Consumer Interest Groups Back Proposed New Fiduciary Standards

Proposed new fiduciary rules from the U.S. Department of Labor have drawn mixed reviews from the retirement industry, but consumer watchdog groups are fans.

In April 2015, the DOL proposed expanding the definition of a fiduciary to effectively require anyone offering advice on or managing retirement accounts to act in the best interests of their clients. That standard already applies to registered investment advisors regulated by the Securities and Exchange Commission, but not to brokers regulated by the Financial Industry Regulatory Authority (FINRA) or insurance agents overseen by state insurance regulators. Brokers, for example, merely need to assure that an investment product is “suitable” for the client.
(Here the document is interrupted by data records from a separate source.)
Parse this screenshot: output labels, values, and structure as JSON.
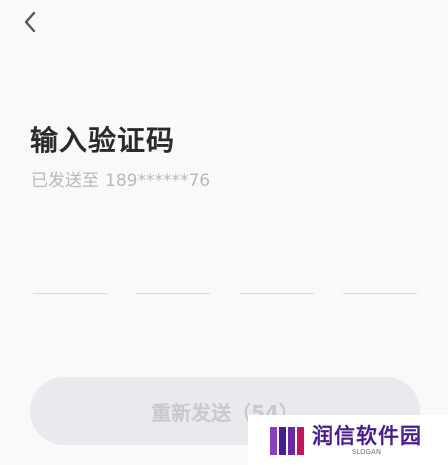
{
  "header": {
    "back_icon": "chevron-left-icon"
  },
  "main": {
    "title": "输入验证码",
    "sent_to_label": "已发送至",
    "phone_masked": "189******76",
    "code_inputs": [
      "",
      "",
      "",
      ""
    ],
    "resend_label": "重新发送（54）"
  },
  "watermark": {
    "name": "润信软件园",
    "slogan": "SLOGAN"
  },
  "colors": {
    "background": "#f9f9f9",
    "title": "#2b2b2b",
    "subtitle": "#b9b9b9",
    "button_bg": "#e9e9ee",
    "button_text": "#c9c9cc",
    "watermark_brand": "#4a1d8c"
  }
}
Many brokers have complained that the new rules would limit their ability to provide investment advice and services to retirement plans and their account holders. In a panel discussion at the 2015 SVIA Forum, representatives of two consumer groups largely discounted that idea and endorsed the DOL’s proposal.

David Certner, legislative counsel and director of legislative policy for government affairs at AARP, observed that under current rules, a broker can approach a client with two investments that are relatively equal in value but recommend the one with higher fees as long as both are suitable for the client.

“That’s obviously a problem for the consumer,” he said. “We need to do everything we can to make sure people are saving, and that those who do are getting good value and guidance for their money.”

“Regulators shouldn’t be setting minimum standards, and suitability is a minimum standard,” agreed Micah Hauptman, financial services counsel for the Consumer Federation of America.

Certner singled out for special praise the DOL’s proposal to extend fiduciary protections to IRAs, including rollover IRAs, which together now hold more assets than 401(k)s and other employer-sponsored defined contribution plans. He and Hauptman also said their organizations were generally supportive of the DOL’s plan to include a “best interest contract” exemption in the new fiduciary standards. That exemption attempts to preserve commission-based compensation arrangements for fiduciaries advising retail investors and small retirement plans, while still ensuring that any advice given is in the best interest of the client.

While broadly supportive of the proposed rules, Hauptman cited two areas where he thought they should be amended before final adoption. One revolves around the best interest contract exemption. As proposed, it applies to small plans where investment decisions are not controlled by participants, but does not apply to small plans where, as is common in the 401(k) world, investment decisions are controlled by participants. Hauptman argued that the exemption should apply to both types of plans. He also said the proposed rules should be clarified to make it clear that the exemption applies to advice on services, not just on products.

To be sure, not everybody is as happy with the proposed regulations as Certner and Hauptman. They were joined in their panel discussion by Don Trone, founder and CEO of 3ethos, and founder of the not-for-profit Foundation for Fiduciary Studies. Trone argued that “more rules and regulations will make it tougher for honest advisors to serve clients, and make it easier for dishonest advisors to hide behind the complexity of the rules.”

Trone criticized the DOL’s proposed new regulations for mentioning only one of what he said are a number of fiduciary best practices, and for taking a punitive rather than positive approach to encouraging ethical behavior. He also claimed that rules and regulations have never changed the moral and ethical conduct of people, and discounted the validity of a study by a White House Council of Economic Advisors concluding that conflicts of interest cost retirement savers about 1 percentage point in investment returns, or about $17 billion annually.

Addressing Trone’s comment about fiduciary best practices, attorney Michael Richman, a partner-elect with the law firm of Morgan Lewis Bockius, and also a member of the discussion panel, noted that he anticipates the DOL will issue final regulations in the Spring of 2016.